A flurry of drone announcements threatens to diminish interest in the DJI Phantom 4. It remains to be seen whether they can compete on quality and stability – but they certainly set a new price point. One of the advantages of being a B&H affiliate is the ability to borrow equipment for review. A trip to Newfoundland seemed to offer the ideal opportunity to try out my first drone, and the Phantom 4 is currently regarded as the best in class.

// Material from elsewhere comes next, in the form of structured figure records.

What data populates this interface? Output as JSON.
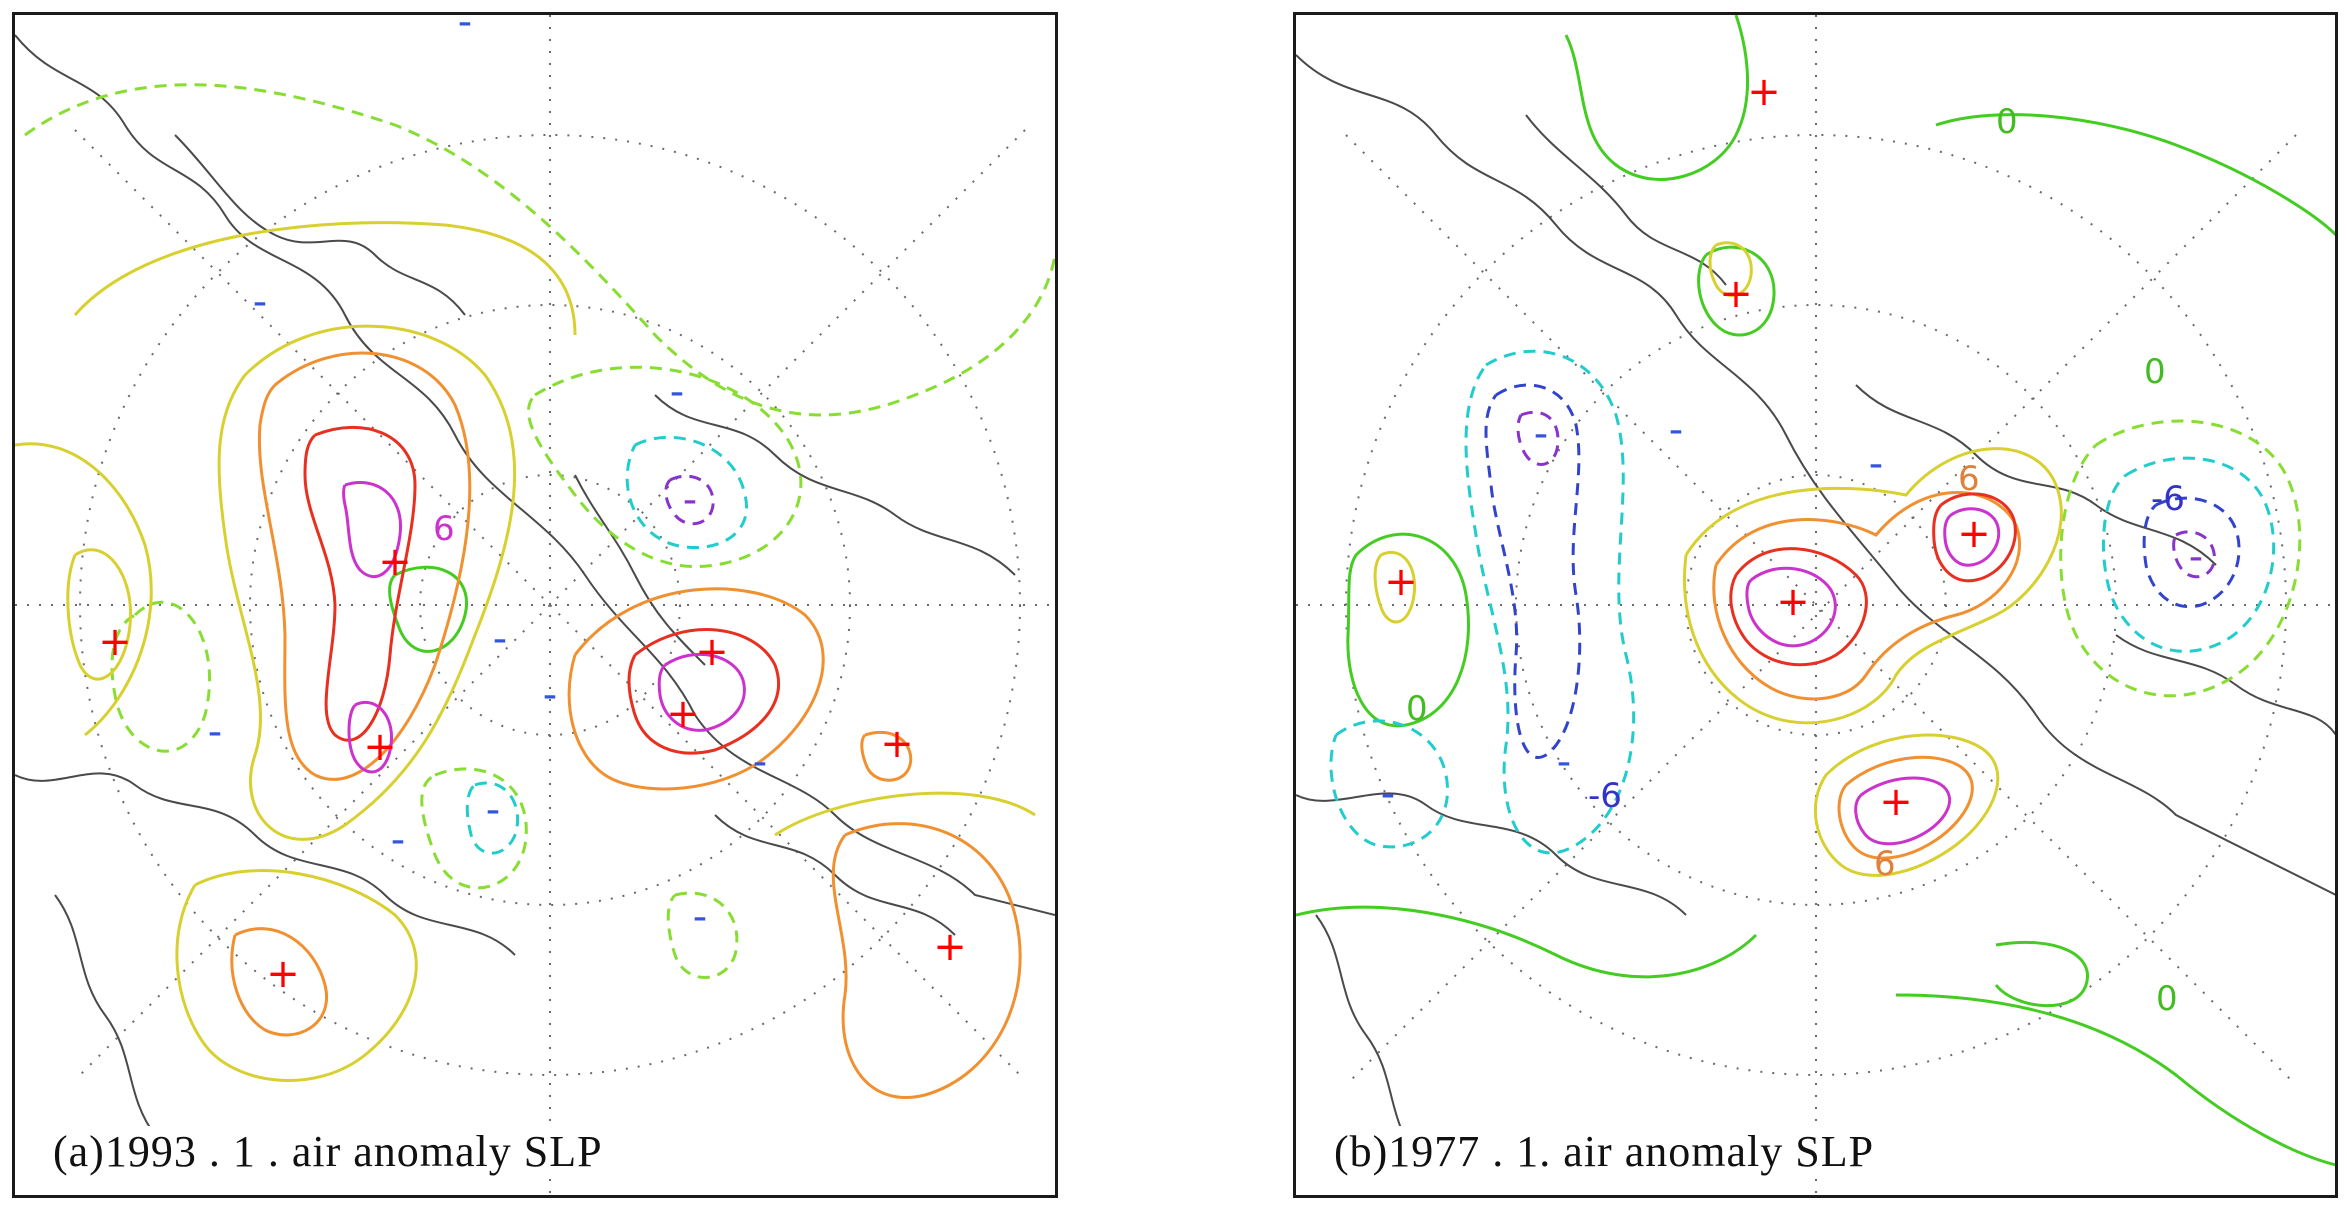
{
  "figure": {
    "panels": [
      {
        "id": "a",
        "caption": "(a)1993 . 1 . air anomaly SLP",
        "labels": [
          {
            "text": "6",
            "color": "#cc33cc"
          }
        ]
      },
      {
        "id": "b",
        "caption": "(b)1977 . 1. air anomaly SLP",
        "labels": [
          {
            "text": "-6",
            "color": "#3333cc"
          },
          {
            "text": "-6",
            "color": "#3333cc"
          },
          {
            "text": "6",
            "color": "#e0803a"
          },
          {
            "text": "6",
            "color": "#e0803a"
          },
          {
            "text": "0",
            "color": "#44bb22"
          },
          {
            "text": "0",
            "color": "#44bb22"
          },
          {
            "text": "0",
            "color": "#44bb22"
          },
          {
            "text": "0",
            "color": "#44bb22"
          }
        ]
      }
    ],
    "symbols": {
      "high": "+",
      "low": "-"
    },
    "colors": {
      "high_core": "#ff0000",
      "positive_strong": "#e83020",
      "positive_mid": "#f09030",
      "positive_weak": "#d8d030",
      "zero": "#44cc22",
      "negative_weak": "#88dd33",
      "negative_mid": "#22cccc",
      "negative_strong": "#3344cc",
      "negative_core": "#8833cc",
      "coastline": "#4a4a4a",
      "grid": "#666666"
    }
  }
}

We drove through Quebec City, stopped at the world’s biggest axe in Nackawic New Brunswick and took the overnight ferry to Newfoundland. On the way to Pike’s Arm we stopped in Norris Point to visit Gros Morne National Park, where I was disappointed to learn that unmanned vehicles are not allowed.
Behind the Scenes
With the assistance of my friend Thom, who has been flying a Phantom 4 for a while, I got some familiarity with the system before I left. Thom shot the footage of the Phantom 4 in the air while we buzzed around Toronto’s Humber Bay Bridge.
The on-camera scenes were recorded using the Fuji X-T2, and the Phantom 4, which is excellent for selfies even if it is a little noisy. The app screens, recorded from an Asus ZenPhone were recorded using a Sony A6300 with the SEL 30M35 macro lens.
On camera audio recorded with the Rodelink Filmmaker kit, voice over with the Rode NT USB. Edited using Final Cut 10.2.3 on a 5K iMac.